Хозяйка заявила, что она одна не пойдёт, и велела мне также итти вместе с нею. Своей дочери она тоже наказала итти с нами. Мы воспитывались в совсем другой атмосфере, чем нынешние, и студенты не имели обыкновения ходить по улицам с молодыми девушками. В те времена я, конечно, был более чем теперь рабом обычая, поэтому несколько заколебался, но в конце концов решился и пошёл.
Девушка разоделась. Сама по себе очень белая кожей, она теперь, обильно наложив на лицо белила, ещё более бросалась в глаза. Встречные косили на неё глаза и — странно, — посмотрев на неё, обязательно меняли направление взора и взглядывали на меня. Мы втроём побывали в Нихонбаси и купили то, что было нужно. В виду того, что во время покупки мы несколько раз меняли свой выбор, всё это затянулось дольше, чем мы предполагали. Хозяйка специально подзывала меня и совещалась. Иногда она приставляла кусок материи от плеча до груди дочери и просила меня взглянуть, отойдя на два-три шага назад. Каждый раз я должен был высказать своё суждение: „Это не годится“, или „Это хорошо идёт...“ На всё это ушло много времени, и когда мы отправились назад, был уже час ужина.
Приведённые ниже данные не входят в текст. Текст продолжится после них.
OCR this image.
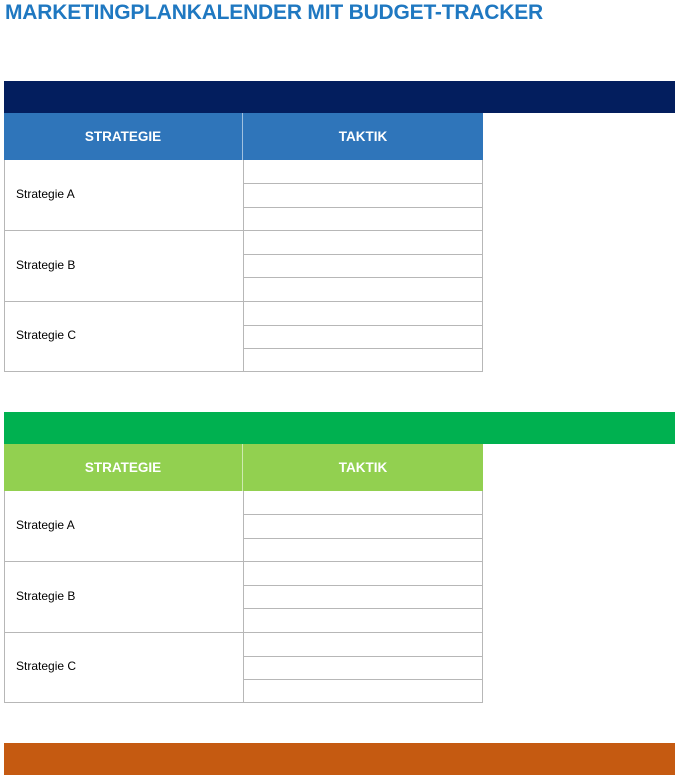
MARKETINGPLANKALENDER MIT BUDGET-TRACKER
STRATEGIE	TAKTIK
Strategie A
Strategie B
Strategie C
STRATEGIE	TAKTIK
Strategie A
Strategie B
Strategie C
Хозяйка заявила, что в благодарность она хочет угостить меня и повела нас в узенький переулок у театрика Кахарадона. Сам переулок был тесен, и домик, где давали есть, был тоже тесным. Я совершенно не знал расположения этих мест и был удивлён познаниями хозяйки.
Уже поздно вечером мы вернулись домой. На следующий день было воскресенье, и поэтому я просидел всё время у себя в комнате. Но когда в понедельник я явился в университет, надо мной с утра же стал подшучивать один из товарищей. Он как бы невзначай спросил меня, когда это я успел обзавестись женой. Затем он похвалил меня, заявив, что моя жена — красавица. Очевидно, он где-нибудь видел нас, когда мы ходили по Нихонбаси.